Leone, American Samoa; American Samoa;
- Broadcast area: American Samoa, Samoa, Tonga, Niue, Fiji, Kiribati, Tuvalu, and Nauru
- Frequency: 648 kHz

Programming
- Format: Defunct

Ownership
- Owner: South Seas Broadcasting, Inc.
- Sister stations: KKHJ-FM, KKHJ-LP, WVUV-FM

History
- First air date: 1942
- Last air date: 2011

Technical information
- Facility ID: 54768
- Class: B
- Power: 10,000 watts (unlimited)
- Transmitter coordinates: 14°21′28″S 170°46′36″W﻿ / ﻿14.35778°S 170.77667°W

= WVUV (AM) =

Radio station in Leone, American Samoa (1942–2011)

WVUV (648 AM) was a radio station licensed to serve the community of Leone, American Samoa. The station, established in 1942, was owned and operated by South Seas Broadcasting, Inc., when its broadcast license was cancelled in 2011. WVUV was a sister station to NBC TV station KKHJ-LP, which went by the WVUV-LP callsign until 2008.

==Programming==
Before signing off forever, WVUV broadcast a hot adult contemporary music format to American Samoa area and other neighboring islands.

==History==
After being deleted from the FCC database in January 2005 after a period of inactivity, the station was re-licensed and reassigned the callsign WVUV by the Federal Communications Commission on May 5, 2006. The FCC application history shows a series of "Stay Silent" requests from February 2006 through 2008, as the station's antenna was damaged and the station was unable to repair it.

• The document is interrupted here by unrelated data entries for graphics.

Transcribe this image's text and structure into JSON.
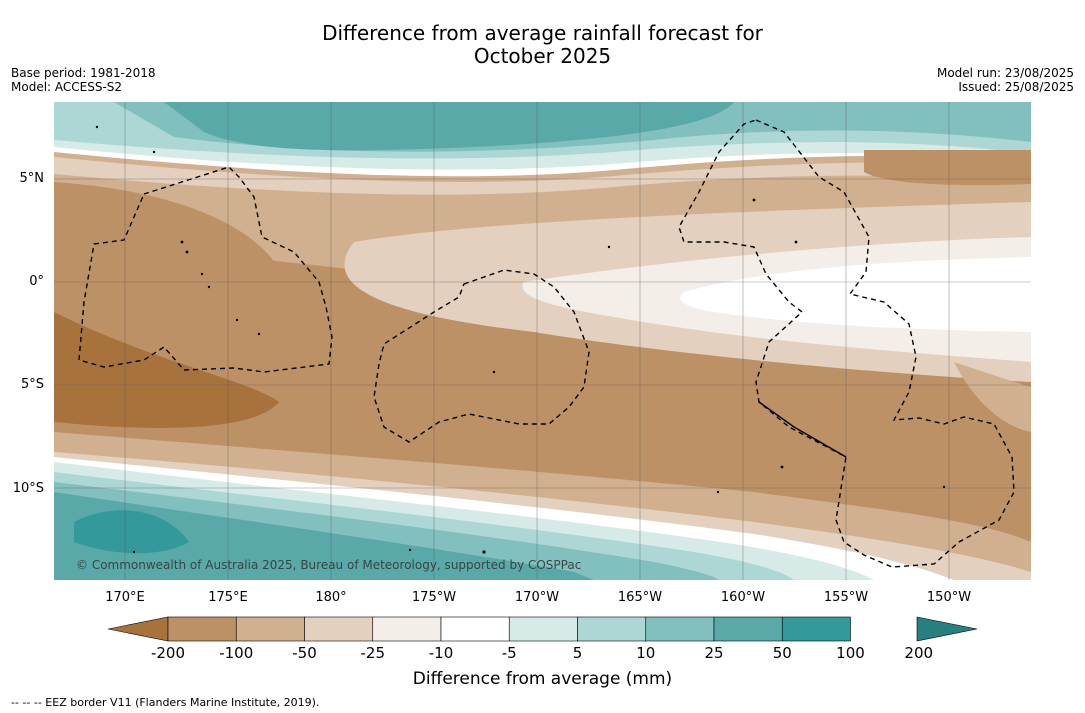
{
  "title_line1": "Difference from average rainfall forecast for",
  "title_line2": "October 2025",
  "base_period": "Base period: 1981-2018",
  "model": "Model: ACCESS-S2",
  "model_run": "Model run: 23/08/2025",
  "issued": "Issued: 25/08/2025",
  "copyright": "© Commonwealth of Australia 2025, Bureau of Meteorology, supported by COSPPac",
  "lat_labels": [
    "5°N",
    "0°",
    "5°S",
    "10°S"
  ],
  "lon_labels": [
    "170°E",
    "175°E",
    "180°",
    "175°W",
    "170°W",
    "165°W",
    "160°W",
    "155°W",
    "150°W"
  ],
  "colorbar": {
    "label": "Difference from average (mm)",
    "ticks": [
      "-200",
      "-100",
      "-50",
      "-25",
      "-10",
      "-5",
      "5",
      "10",
      "25",
      "50",
      "100",
      "200"
    ],
    "colors": [
      "#a8723c",
      "#bd9166",
      "#d1b08f",
      "#e3d0bf",
      "#f3eee7",
      "#ffffff",
      "#d6ebe8",
      "#acd7d5",
      "#82bfbf",
      "#5aa9a9",
      "#33999a",
      "#26807f"
    ]
  },
  "footnote": "-- -- -- EEZ border V11 (Flanders Marine Institute, 2019)."
}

The station filed an application with the FCC to change broadcast frequencies from 648 kHz to 720 kHz. This would have included a reduction in power from 10,000 watts day and night to 5,000 watts during the day and 2,000 watts at night. The antenna would also have moved to 14°20'23"S, 170°46'21"W.

The WVUV broadcast license was due for periodic renewal on April 16, 2010. Per FCC regulations, the station should have applied for renewal no later than December 16, 2009. As the FCC had received no request to renew the license for nearly a year after its scheduled expiration, the Commission declared the license expired, ordered WVUV to cease broadcasting, and deleted the WVUV call sign from its database.